Department of Immunology and Transfusion Medicine, Oslo University Hospital, Oslo, Norway.
Department of Immunology and Transfusion Medicine, Akershus University Hospital, Lørenskog, Norway.
Acta Obstet Gynecol Scand. 2022 Apr;101(4):431-440. doi: 10.1111/aogs.14328. Epub 2022 Feb 27.
In September 2016, a nationwide targeted routine antenatal anti-D prophylaxis program was implemented in Norway. The prophylaxis (anti-D immunoglobulin) aims to cover the whole third trimester and is administered in gestational week 28 to RhD-negative women who carry RhD-positive fetuses. However, in many women, antibody screening at delivery does not detect anti-D immunoglobulin. The goal of this study was to investigate the presumable role of dose and timing of antenatal anti-D immunoglobulin administration in non-detectable prophylaxis at the time of delivery.
In this retrospective observational study, RhD-negative pregnant women who gave birth at Oslo University Hospital and Akershus University Hospital between January 2017 and December 2019 were analyzed. Women who received antenatal anti-D immunoglobulin (1500 IU at Oslo University Hospital and 1250 IU at Akershus University Hospital) when fetal RHD genotyping at gestational week 24 predicted an RhD-positive fetus were included if an antibody screen at delivery was available. Data from the blood bank, maternity information systems, and electronic patient records were used.

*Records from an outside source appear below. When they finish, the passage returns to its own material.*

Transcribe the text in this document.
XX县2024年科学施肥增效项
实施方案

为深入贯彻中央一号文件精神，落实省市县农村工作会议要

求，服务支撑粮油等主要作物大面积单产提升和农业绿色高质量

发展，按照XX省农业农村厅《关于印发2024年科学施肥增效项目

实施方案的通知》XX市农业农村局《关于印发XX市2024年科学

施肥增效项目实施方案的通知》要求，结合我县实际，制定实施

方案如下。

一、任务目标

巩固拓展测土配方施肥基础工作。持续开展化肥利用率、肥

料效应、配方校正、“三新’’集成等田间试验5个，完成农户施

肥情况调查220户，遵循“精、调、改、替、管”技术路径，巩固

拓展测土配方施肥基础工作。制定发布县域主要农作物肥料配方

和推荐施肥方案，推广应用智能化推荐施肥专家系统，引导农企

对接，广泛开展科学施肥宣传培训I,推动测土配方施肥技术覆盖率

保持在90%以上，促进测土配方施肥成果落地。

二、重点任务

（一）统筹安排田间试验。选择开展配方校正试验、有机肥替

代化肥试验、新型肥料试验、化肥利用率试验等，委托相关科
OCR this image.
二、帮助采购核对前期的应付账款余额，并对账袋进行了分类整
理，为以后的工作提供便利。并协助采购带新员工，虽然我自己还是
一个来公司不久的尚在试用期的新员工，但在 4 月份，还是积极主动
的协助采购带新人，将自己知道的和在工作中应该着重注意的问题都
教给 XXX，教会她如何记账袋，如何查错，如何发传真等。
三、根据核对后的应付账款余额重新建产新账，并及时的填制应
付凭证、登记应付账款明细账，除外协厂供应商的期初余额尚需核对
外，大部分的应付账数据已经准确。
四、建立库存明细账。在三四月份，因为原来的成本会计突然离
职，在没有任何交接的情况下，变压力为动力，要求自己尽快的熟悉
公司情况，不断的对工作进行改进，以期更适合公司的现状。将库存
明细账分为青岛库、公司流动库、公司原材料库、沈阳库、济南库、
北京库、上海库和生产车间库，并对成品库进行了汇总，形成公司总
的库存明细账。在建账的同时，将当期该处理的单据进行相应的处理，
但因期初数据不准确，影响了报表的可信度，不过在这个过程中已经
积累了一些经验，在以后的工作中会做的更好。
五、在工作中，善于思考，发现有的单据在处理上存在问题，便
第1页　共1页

Analysis of the 984 RhD-negative women at the two hospitals revealed that 45.4% had non-detectable anti-D at delivery. A significant difference between the two hospitals was observed: 40.5% at Oslo University Hospital (n = 509) and 50.7% at Akershus University Hospital (n = 475) (p = 0.001). The proportion with non-detectable anti-D increased to 56.0 and 75.3%, respectively (p = 0.008) in the group of women who gave birth 12 weeks after routine antenatal anti-D prophylaxis. Significantly fewer women had detectable anti-D at delivery when the lower anti-D immunoglobulin dose (1250 IU) was administered antenatally. Multiple logistic regression indicated that the time interval between routine antenatal anti-D prophylaxis and delivery, in addition to anti-D dose, were significantly associated with detectable anti-D at delivery (p < 0.001).
We do not know which RhD-negative pregnant women, despite antenatal anti-D prophylaxis, are at risk of RhD alloimmunization, when antibody screening is negative at delivery. Administration of antenatal prophylaxis should probably be moved closer to delivery, since the risk of fetomaternal hemorrhage is higher during the last weeks of the third trimester.
2016 年 9 月,挪威在全国范围内实施了一项针对常规产前抗-D 预防的靶向计划。该预防措施(抗-D 免疫球蛋白)旨在覆盖整个第三个孕期,并在孕 28 周时为携带 RhD 阳性胎儿的 RhD 阴性妇女进行注射。然而,在许多妇女中,分娩时的抗体筛查并未检测到抗-D 免疫球蛋白。本研究的目的是探讨产前抗-D 免疫球蛋白的剂量和时间对分娩时无法检测到预防措施的可能作用。
在这项回顾性观察研究中,分析了 2017 年 1 月至 2019 年 12 月在奥斯陆大学医院和阿克什胡斯大学医院分娩的 RhD 阴性孕妇。如果分娩时的抗体筛查可用,且当胎儿在孕 24 周时进行 RHD 基因分型预测为 RhD 阳性胎儿时,接受过产前抗-D 免疫球蛋白(在奥斯陆大学医院为 1500IU,在阿克什胡斯大学医院为 1250IU)治疗的 RhD 阴性孕妇被纳入分析。本研究使用了血库、产妇信息系统和电子病历中的数据。
对两家医院的 984 名 RhD 阴性孕妇进行分析后发现,45.4%的孕妇在分娩时无法检测到抗-D。两所医院之间存在显著差异:奥斯陆大学医院为 40.5%(n=509),阿克什胡斯大学医院为 50.7%(n=475)(p=0.001)。在常规产前抗-D 预防后 12 周分娩的孕妇中,无法检测到抗-D 的比例分别上升至 56.0%和 75.3%(p=0.008)。在接受较低剂量(1250IU)产前抗-D 免疫球蛋白治疗的孕妇中,分娩时可检测到的抗-D 明显减少。多变量逻辑回归表明,除了抗-D 剂量外,常规产前抗-D 预防与分娩之间的时间间隔与分娩时可检测到的抗-D 显著相关(p<0.001)。
尽管进行了产前抗-D 预防,但我们仍不清楚哪些 RhD 阴性孕妇存在 RhD 同种免疫的风险,当分娩时的抗体筛查为阴性时。由于在第三个孕期的最后几周胎儿-母亲出血的风险更高,产前预防措施的给药时间可能需要更接近分娩。